Bhattarai and colleagues used data from the Cancer Proteome Atlas to analyze protein expression levels of 224 proteins from 754 patients with breast cancer (European -American, n = 620; African-American, n = 134).

The deep learning algorithm enabled researchers to identify a combination of four proteins for optimal prognostic prediction: Bcl-2-like protein (BAX), inositol polyphosphate 4-phosphatase type II (INPP4B), X-ray repair cross-complementing protein 1 (XRCC1), and cleaved poly (ADP-ribose) polymerase (c-PARP).

The proteins individually did not have significant prognostic value among African-American patients with breast cancer (BAX: HR = 0.67; INPP4B: HR = 0.99;; XRCC1: HR = 0.26; c-PARP: HR = 0.6375). However, within a random forest model, investigators were able stratify high-risk patients with 86% accuracy (HR = 5; P < 0.001).

“Their combined effect within the machine-learning model could identify an African-American cohort that had five times increased risk [for] death,” study co-author Sergey Klimov, PhD candidate in the department of biology at Georgia State University, said in a press release.

The model retained its prognostic ability (HR = 10.74; P = 0.0006) when considering clinicopathologic variables such as stage, age and positive lymph nodes, accurately identifying women who had a nearly 11 times increased risk for death.

Investigators were not able to stratify European-American patients with breast cancer into low- and high-risk populations, suggesting this model is only prognostic for African-American patients.

Researchers acknowledged study limitations, including a lack of validation in other cohorts. Investigators say they want to make sure the model is generalizable to different methodologies.

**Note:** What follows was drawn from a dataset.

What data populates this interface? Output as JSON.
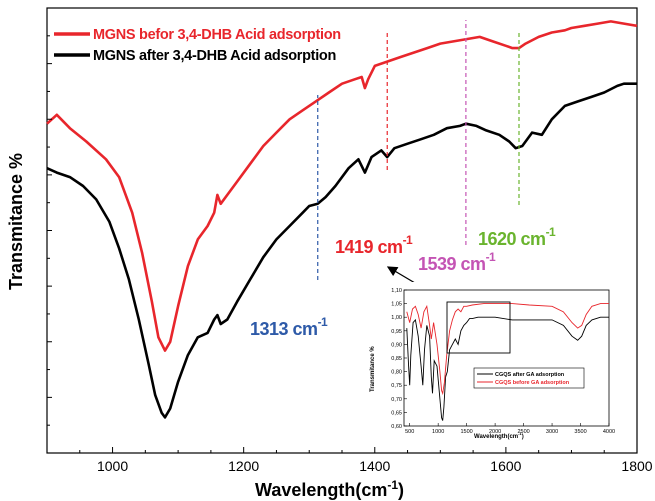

“We are moving toward the phase of clinical research where we can identify very specific patterns for understudied demographic groups to find high-risk patients so that they can be recruited for additional therapies,” Ritu Aneja, PhD, professor in the department of biology at Georgia State University, said in the release. “We are excited that our model has the potential to inform clinicians to prioritize African-American [patients with breast cancer] for appropriate clinical trials and also help patients make decisions about enrolling in specific clinical trials.” – by John DeRosier

References:

Bhattarai S, et al. Abstract C101. Presented at: AACR Conference on the Science of Cancer Health Disparities in Racial/Ethnic Minorities and the Medically Underserved; Nov. 2-5, 2018; New Orleans.

Disclosures: Grants from NCI and NIH supported this study. Aneja, Bhattarai and Klimov report no relevant financial disclosures. Please see the abstract for all other authors’ relevant financial disclosures.